Vlasti kam zwar mit dem Flugzeug, war aber ebenfalls Südafrikanerin. Ihr Flug war also auch keine achtzehn Stunden gewesen. Dann ging es ja. Sie wurde ebenfalls herzlich von Olga begrüßt und Kyle erklärte mir später im Auto, dass die beiden long-term Students waren. „Long Term“ bedeutete, wie ich lernte, dass die Beiden für drei Jahre Studenten bei BNT waren und in dieser Zeit fast alle Kurse belegten, die es im Nature Guiding Bereich in Südafrika gab. Nach diesen drei Jahren waren sie dann so gut ausgebildet, dass die meisten Lodges in den Game Reserves, die Arbeitgeber der zukünftigen Nature Guides, sich förmlich die Hände nach ihnen leckten. Dies war insofern bemerkenswert, da Südafrika unter einer sehr hohen Arbeitslosigkeit leidet. Doch auch der gute Ruf von BNT trug offensichtlich einen großen Teil zu er guten Vermittelbarkeit der abgehenden Studenten bei. Nun kamen die Beiden aber erstmal aus ihrer Semesterpause zurück und konnten es offensichtlich nicht erwarten, zurück in den Busch zu kommen. Ich mittlerweile auch nicht mehr. Nachdem wir auch Ihr Gepäck im Kofferraum des Geländewagens gequetscht hatten und Kyle uns einen Kaffee von Woolworths eingeladen hatte, (Juhu, ein weiterer Kaffee-Suchti) konnte unsere Reise in den Busch gegen 13:00 Uhr endlich losgehen.

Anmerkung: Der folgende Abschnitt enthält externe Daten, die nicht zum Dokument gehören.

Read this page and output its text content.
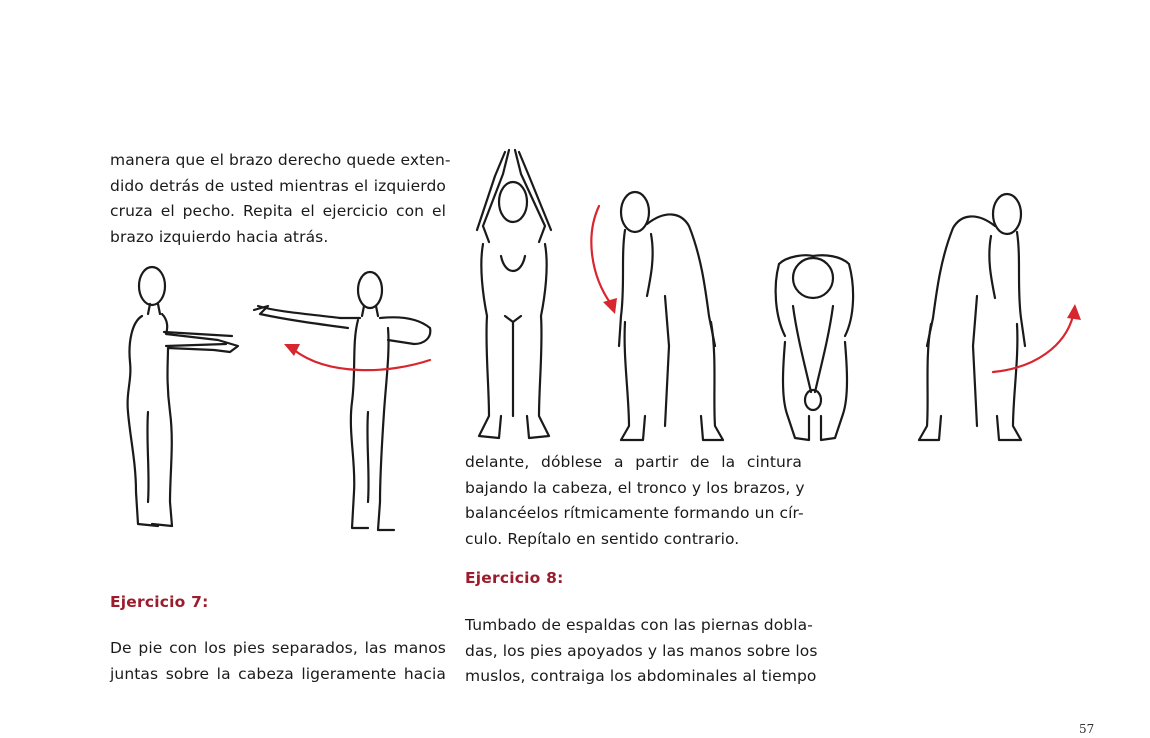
manera que el brazo derecho quede exten-
dido detrás de usted mientras el izquierdo
cruza el pecho. Repita el ejercicio con el
brazo izquierdo hacia atrás.
delante, dóblese a partir de la cintura
bajando la cabeza, el tronco y los brazos, y
balancéelos rítmicamente formando un cír-
culo. Repítalo en sentido contrario.
Ejercicio 8:
Tumbado de espaldas con las piernas dobla-
das, los pies apoyados y las manos sobre los
muslos, contraiga los abdominales al tiempo
Ejercicio 7:
De pie con los pies separados, las manos
juntas sobre la cabeza ligeramente hacia
57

Willkommen bei Bhejane Nature Training
Die Fahrt an sich war ereignislos. Je mehr wir in den Norden fuhren, desto rudimentärer wurden die Gebäude und desto mehr “People of Color” bevölkerten die Straßen. Bei unserem Tankstopp in Hluhluwe, 20 Kilometer vom BNT Camp entfernt, waren wir sogar die einzigen Weißen weit und breit. Alles, die Wände, die Bordsteine, die Reifen waren rostrot getüncht und der mittlerweile allgegenwärtige rote Sand hatte sich auf alle Oberflächen gelegt. Die Sonne stand bereits so tief, dass sie die Straße und Häuser in ein warmes Orange-Rotes Licht hüllte. Nach knapp achtzehn Minuten Fahrt lenkte Olga den Fortuna plötzlich nach links von der rau asphaltierten Straße ab und hielt vor einem großen Gatter aus stabilem Drahtgitter. Ich kannte diese Art der Gatter bereits aus meiner ersten Safari 2021. Sie sollten sicherstellen, dass keine wilden Tiere von dem großzügig eingezäunten Reservat auf die viel befahrenen Straßen gelangten und zu Tode gefahren wurden. Wir waren also da!
„Welcome to Bhejane“ sagte Kyle, mit einem breiten Grinsen, während Vlasti verschlafen ihren Kopf vom Kissen am Autofenster erhob. Nun aber wirklich, „Welcome to the Bush”. Olga steuerte den eingestaubten Fortuna auf eine freie Rasenfläche vor einem wohl früher mal weiß gewesenem Gebäude. Der rote Staub hatte mittlerweile aber die Wände zum Boden hin mit einer rotern Patina “verschönert” und erweckte so einen rustikalen und irgendwie „typisch afrikanischen“ Eindruck – zumindest hatte ich es mir so vorgestellt. Ich wollte gerade aussteigen, als mir Olga mitteilte, dass sie mich direkt vor meine Hütte fahren wird. Ich stutzte ein wenig. War es so weit weg? Wenn ich mir allerdings die Wege hier anschaute, weiche, rote Sandwege, war es doch ein guter Vorschlag. Wir waren allerdings keine 200 Meter gefahren, als Olga den Wagen schon wieder von dem Weg lenkte und vor einer dunkelbraunen, kleinen Holzhütte zum Stehen brachte.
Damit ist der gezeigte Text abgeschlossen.